We have a byte sequence input and we need to check if it's UTF-8 or plain ASCII or something else. In other words, we have to reject ISO-8859-X latin-x or other encoded input.
Our first choice was Tika, but we have a problem with it: plain ascii input (input with no accented chars at all) is often detected as ISO-8859-2 or ISO-8859-1 !
This is the problematic part:
CharsetDetector detector = new CharsetDetector();
String ascii = "Only ascii Visible:a;Invisible:GUID\nX;XXddd\n";
detector.setText(ascii.getBytes());
System.out.println("detected charset: " + detector.detect().getName());
String ascii2 = "Only ascii plain english text";
detector.setText(ascii2.getBytes());
System.out.println("detected charset: " + detector.detect().getName());
String ascii3 = "this is ISO-8859-2 do not know why";
detector.setText(ascii3.getBytes());
System.out.println("detected charset: " + detector.detect().getName());
String ascii4 = "this is UTF-8 but tell me why o why maybe sdlkfjlksdjlkfjlksdjflkjlskdjflkjsdjkflkdsjlkfjldsjlkfjldkjkfljdlkjsdfhjshdkjfhjksdhjfkksdfksjdfhkjsdhj";
detector.setText(ascii4.getBytes());
System.out.println("detected charset: " + detector.detect().getName());
This is the output
detected charset: ISO-8859-2
detected charset: ISO-8859-1
detected charset: ISO-8859-2
detected charset: UTF-8
How should I use Tika to get sensible results?
Ps: Here is a mini demo: https://github.com/riskop/tikaproblem
There's a detectAll() method on detector, with that one can get all the encodings Tika considered matching to the input.
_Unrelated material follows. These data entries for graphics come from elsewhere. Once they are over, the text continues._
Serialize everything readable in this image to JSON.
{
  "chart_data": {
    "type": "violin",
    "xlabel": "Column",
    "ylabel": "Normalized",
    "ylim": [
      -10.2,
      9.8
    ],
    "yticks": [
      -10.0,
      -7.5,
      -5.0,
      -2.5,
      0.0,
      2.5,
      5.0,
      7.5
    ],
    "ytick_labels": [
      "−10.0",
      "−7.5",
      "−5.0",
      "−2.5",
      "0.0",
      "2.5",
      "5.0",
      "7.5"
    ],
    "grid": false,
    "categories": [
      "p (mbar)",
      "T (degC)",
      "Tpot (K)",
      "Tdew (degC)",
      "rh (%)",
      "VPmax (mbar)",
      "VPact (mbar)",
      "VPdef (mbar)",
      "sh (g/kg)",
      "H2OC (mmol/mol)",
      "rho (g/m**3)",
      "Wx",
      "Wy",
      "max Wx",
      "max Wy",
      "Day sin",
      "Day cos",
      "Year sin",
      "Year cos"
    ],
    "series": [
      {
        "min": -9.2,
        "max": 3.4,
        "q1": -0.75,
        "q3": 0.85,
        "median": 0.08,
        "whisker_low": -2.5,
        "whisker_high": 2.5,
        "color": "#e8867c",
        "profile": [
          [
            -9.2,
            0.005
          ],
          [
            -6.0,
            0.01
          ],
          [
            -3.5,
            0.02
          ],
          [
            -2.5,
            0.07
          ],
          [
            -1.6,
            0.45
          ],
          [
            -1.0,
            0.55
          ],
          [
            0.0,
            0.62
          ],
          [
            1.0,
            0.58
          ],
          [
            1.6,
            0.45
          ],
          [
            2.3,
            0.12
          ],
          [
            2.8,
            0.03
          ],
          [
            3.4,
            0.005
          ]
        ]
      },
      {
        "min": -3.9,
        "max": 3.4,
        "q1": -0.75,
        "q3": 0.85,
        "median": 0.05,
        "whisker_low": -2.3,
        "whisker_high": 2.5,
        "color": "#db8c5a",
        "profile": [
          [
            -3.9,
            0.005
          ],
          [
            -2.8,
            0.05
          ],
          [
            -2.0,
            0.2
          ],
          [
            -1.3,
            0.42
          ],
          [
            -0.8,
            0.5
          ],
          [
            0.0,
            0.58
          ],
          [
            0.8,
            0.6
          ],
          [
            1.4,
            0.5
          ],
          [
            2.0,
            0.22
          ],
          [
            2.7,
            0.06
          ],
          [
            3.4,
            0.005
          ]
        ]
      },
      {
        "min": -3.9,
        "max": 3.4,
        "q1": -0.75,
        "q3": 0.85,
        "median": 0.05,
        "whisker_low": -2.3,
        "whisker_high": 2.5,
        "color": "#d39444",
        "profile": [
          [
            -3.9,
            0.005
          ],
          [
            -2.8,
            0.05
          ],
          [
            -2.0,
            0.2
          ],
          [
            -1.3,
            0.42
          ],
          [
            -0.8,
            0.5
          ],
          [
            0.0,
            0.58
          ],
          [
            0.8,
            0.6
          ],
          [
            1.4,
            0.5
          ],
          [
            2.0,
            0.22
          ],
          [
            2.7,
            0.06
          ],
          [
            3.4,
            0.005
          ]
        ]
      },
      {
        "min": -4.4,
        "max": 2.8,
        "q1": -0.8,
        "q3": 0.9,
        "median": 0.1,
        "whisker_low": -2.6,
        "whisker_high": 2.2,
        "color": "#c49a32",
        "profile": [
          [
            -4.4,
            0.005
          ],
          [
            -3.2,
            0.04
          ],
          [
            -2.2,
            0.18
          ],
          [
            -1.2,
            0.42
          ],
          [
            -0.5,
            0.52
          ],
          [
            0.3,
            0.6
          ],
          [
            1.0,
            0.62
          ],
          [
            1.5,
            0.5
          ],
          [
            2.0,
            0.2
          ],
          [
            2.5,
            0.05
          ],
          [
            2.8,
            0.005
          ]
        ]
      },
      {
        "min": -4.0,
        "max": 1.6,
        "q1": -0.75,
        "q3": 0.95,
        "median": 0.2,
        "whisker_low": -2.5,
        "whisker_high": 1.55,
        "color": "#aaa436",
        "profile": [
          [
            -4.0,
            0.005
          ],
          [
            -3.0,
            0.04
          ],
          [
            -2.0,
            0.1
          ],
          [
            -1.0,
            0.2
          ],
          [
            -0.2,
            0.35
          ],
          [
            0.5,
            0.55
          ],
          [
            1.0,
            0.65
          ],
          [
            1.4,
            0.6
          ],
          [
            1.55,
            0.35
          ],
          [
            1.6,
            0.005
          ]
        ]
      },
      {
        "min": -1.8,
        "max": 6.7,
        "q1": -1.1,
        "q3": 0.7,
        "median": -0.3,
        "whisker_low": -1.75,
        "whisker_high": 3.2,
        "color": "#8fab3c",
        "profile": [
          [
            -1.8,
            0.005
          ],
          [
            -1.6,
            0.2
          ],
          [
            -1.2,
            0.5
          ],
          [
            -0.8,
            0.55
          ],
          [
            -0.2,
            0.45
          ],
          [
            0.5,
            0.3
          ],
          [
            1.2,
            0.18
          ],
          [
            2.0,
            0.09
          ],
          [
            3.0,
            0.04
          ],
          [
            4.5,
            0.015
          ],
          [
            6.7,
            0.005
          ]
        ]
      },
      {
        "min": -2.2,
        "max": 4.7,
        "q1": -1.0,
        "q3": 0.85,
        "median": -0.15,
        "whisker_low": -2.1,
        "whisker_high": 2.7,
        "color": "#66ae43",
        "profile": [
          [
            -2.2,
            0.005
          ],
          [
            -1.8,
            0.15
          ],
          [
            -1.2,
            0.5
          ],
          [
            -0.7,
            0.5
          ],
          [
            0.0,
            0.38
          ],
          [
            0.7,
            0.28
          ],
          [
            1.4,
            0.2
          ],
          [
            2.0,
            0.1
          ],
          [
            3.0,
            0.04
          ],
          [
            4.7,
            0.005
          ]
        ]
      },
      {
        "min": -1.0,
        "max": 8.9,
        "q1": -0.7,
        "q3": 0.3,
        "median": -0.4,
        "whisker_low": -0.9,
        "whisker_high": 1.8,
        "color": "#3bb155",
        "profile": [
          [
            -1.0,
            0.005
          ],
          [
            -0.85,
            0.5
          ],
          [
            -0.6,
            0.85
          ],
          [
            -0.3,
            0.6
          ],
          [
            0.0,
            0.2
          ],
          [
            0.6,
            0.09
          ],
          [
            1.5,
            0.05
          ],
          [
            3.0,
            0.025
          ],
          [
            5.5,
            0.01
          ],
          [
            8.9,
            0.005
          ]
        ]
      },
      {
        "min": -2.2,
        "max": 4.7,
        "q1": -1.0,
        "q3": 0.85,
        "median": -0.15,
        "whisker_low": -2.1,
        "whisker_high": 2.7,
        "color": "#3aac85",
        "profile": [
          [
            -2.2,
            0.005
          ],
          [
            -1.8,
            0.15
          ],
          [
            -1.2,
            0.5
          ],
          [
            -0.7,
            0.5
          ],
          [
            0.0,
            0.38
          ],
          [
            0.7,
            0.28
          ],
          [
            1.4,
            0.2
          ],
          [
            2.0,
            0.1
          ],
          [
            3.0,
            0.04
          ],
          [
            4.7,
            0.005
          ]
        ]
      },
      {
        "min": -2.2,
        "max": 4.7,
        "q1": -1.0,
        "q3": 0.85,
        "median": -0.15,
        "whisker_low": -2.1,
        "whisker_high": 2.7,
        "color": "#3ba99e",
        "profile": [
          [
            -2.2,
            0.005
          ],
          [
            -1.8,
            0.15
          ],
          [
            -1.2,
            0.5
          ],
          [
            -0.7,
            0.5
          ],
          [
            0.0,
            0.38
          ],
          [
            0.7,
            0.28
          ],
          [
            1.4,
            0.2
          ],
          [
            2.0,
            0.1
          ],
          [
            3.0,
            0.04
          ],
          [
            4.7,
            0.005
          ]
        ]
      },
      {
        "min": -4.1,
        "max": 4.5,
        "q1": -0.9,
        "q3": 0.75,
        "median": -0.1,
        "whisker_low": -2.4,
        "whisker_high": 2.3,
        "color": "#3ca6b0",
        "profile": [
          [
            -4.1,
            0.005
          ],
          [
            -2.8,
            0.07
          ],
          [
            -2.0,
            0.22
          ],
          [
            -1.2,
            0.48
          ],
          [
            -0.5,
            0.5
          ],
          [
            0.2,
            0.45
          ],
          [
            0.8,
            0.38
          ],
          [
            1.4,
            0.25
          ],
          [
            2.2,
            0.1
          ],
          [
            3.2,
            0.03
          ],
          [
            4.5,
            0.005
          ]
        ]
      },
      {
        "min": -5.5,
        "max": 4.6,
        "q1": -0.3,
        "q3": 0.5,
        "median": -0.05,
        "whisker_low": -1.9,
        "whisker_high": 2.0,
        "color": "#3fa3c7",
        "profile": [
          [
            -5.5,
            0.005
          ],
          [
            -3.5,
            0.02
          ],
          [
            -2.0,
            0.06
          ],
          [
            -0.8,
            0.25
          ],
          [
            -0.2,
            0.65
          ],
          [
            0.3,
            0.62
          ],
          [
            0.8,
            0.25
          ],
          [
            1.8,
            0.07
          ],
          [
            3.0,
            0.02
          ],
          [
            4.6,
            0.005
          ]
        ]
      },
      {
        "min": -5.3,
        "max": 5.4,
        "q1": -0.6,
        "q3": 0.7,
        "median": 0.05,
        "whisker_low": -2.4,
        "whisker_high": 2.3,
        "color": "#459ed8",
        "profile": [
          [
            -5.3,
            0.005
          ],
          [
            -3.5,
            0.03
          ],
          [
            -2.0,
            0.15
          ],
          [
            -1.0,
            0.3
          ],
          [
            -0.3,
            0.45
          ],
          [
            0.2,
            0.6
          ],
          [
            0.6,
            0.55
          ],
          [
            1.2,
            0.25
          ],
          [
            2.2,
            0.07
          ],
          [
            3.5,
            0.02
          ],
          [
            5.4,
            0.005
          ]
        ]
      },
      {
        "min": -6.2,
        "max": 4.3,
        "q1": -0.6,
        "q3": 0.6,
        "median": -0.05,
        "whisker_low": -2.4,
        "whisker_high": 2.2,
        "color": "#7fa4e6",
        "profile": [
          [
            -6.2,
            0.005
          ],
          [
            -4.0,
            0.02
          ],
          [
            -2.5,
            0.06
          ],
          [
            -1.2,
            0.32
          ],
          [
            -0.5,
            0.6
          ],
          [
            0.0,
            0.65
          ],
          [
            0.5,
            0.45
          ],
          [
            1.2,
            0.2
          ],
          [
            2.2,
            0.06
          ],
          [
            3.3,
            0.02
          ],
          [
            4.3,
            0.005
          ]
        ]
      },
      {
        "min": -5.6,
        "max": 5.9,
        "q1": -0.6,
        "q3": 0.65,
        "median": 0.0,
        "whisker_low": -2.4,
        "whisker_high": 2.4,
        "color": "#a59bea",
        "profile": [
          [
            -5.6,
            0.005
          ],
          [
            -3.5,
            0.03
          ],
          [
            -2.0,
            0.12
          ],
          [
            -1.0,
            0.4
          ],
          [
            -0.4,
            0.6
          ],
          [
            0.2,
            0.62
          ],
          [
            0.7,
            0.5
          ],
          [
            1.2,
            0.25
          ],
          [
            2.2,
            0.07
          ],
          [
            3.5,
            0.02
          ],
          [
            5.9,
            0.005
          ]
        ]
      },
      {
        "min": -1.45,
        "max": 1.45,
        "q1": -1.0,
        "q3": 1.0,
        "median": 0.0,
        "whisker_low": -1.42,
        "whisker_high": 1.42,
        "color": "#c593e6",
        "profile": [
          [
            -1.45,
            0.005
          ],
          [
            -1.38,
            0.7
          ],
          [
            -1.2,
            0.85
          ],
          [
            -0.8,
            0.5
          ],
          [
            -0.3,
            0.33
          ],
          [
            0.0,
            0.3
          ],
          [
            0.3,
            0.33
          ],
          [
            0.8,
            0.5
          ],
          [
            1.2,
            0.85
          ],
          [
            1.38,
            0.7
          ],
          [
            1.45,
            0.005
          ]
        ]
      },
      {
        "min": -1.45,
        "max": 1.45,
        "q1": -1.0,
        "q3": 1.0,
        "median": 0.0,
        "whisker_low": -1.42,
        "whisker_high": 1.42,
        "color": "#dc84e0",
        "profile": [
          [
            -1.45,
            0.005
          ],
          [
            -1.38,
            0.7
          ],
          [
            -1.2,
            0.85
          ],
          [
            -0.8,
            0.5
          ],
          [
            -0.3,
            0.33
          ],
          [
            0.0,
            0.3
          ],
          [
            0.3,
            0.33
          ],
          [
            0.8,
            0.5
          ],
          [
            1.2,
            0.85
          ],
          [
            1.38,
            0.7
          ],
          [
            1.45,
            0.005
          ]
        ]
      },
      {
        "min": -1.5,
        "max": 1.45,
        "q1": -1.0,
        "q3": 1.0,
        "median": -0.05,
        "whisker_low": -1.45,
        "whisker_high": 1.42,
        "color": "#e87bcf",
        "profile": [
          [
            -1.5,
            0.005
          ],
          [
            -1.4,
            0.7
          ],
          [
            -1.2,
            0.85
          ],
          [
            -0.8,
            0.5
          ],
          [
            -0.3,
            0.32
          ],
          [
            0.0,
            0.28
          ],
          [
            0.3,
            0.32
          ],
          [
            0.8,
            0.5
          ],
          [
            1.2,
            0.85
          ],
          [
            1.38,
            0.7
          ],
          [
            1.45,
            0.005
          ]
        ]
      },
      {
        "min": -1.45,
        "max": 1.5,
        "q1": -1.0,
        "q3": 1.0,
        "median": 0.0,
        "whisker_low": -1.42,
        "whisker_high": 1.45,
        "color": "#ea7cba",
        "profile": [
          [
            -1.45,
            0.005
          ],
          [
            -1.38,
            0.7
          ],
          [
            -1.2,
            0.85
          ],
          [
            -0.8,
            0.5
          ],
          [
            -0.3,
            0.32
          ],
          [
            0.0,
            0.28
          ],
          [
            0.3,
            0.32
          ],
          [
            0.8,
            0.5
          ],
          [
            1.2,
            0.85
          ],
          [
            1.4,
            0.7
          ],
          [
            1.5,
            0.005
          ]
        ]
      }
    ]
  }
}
I can solve my problem with following this rule: if UTF-8 is among the matching encodings the input is accepted (because it is possibly UTF-8), else the input is rejected as not UTF-8.
I understand that Tika must use heuristics, and I understand that there are inputs which can be valid UTF-8 or other encoded texts at the same time.
So for example
bytes = "Only ascii plain english text".getBytes("UTF-8");
printCharsetArray(new CharsetDetector().setText(bytes).detectAll());
results in:
Match of ISO-8859-1 in nl with confidence 40
Match of ISO-8859-2 in ro with confidence 30
Match of UTF-8 with confidence 15
Match of ISO-8859-9 in tr with confidence 10
Match of Big5 in zh with confidence 10
Match of EUC-KR in ko with confidence 10
Match of EUC-JP in ja with confidence 10
Match of GB18030 in zh with confidence 10
Match of Shift_JIS in ja with confidence 10
Match of UTF-16LE with confidence 10
Match of UTF-16BE with confidence 10
Which is usable in my case, although the two "best" matches are ISO-8859-1 and 2, the third best is UTF-8, so I can accept the input.
For invalid UTF-8 input it seems also working.
For example 0xc3, 0xa9, 0xa9
bytes = new byte[]{(byte)0xC3, (byte)0xA9, (byte)0xA9}; // illegal utf-8: Cx leading byte followed by two continuation bytes
printCharsetArray(new CharsetDetector().setText(bytes).detectAll());
results:
Match of Big5 in zh with confidence 10
Match of EUC-KR in ko with confidence 10
Match of EUC-JP in ja with confidence 10
Match of GB18030 in zh with confidence 10
Which is good, there's no UTF-8 among the matches.
A more likely input is text with accented chars encoded with not UTF-8 encoding:
bytes = "this is somethingó not utf8 é".getBytes("ISO-8859-2");
printCharsetArray(new CharsetDetector().setText(bytes).detectAll());
results:
Match of ISO-8859-2 in hu with confidence 31
Match of ISO-8859-1 in en with confidence 31
Match of KOI8-R in ru with confidence 10
Match of UTF-16LE with confidence 10
Match of UTF-16BE with confidence 10
Which is good, because no UTF-8 among the results.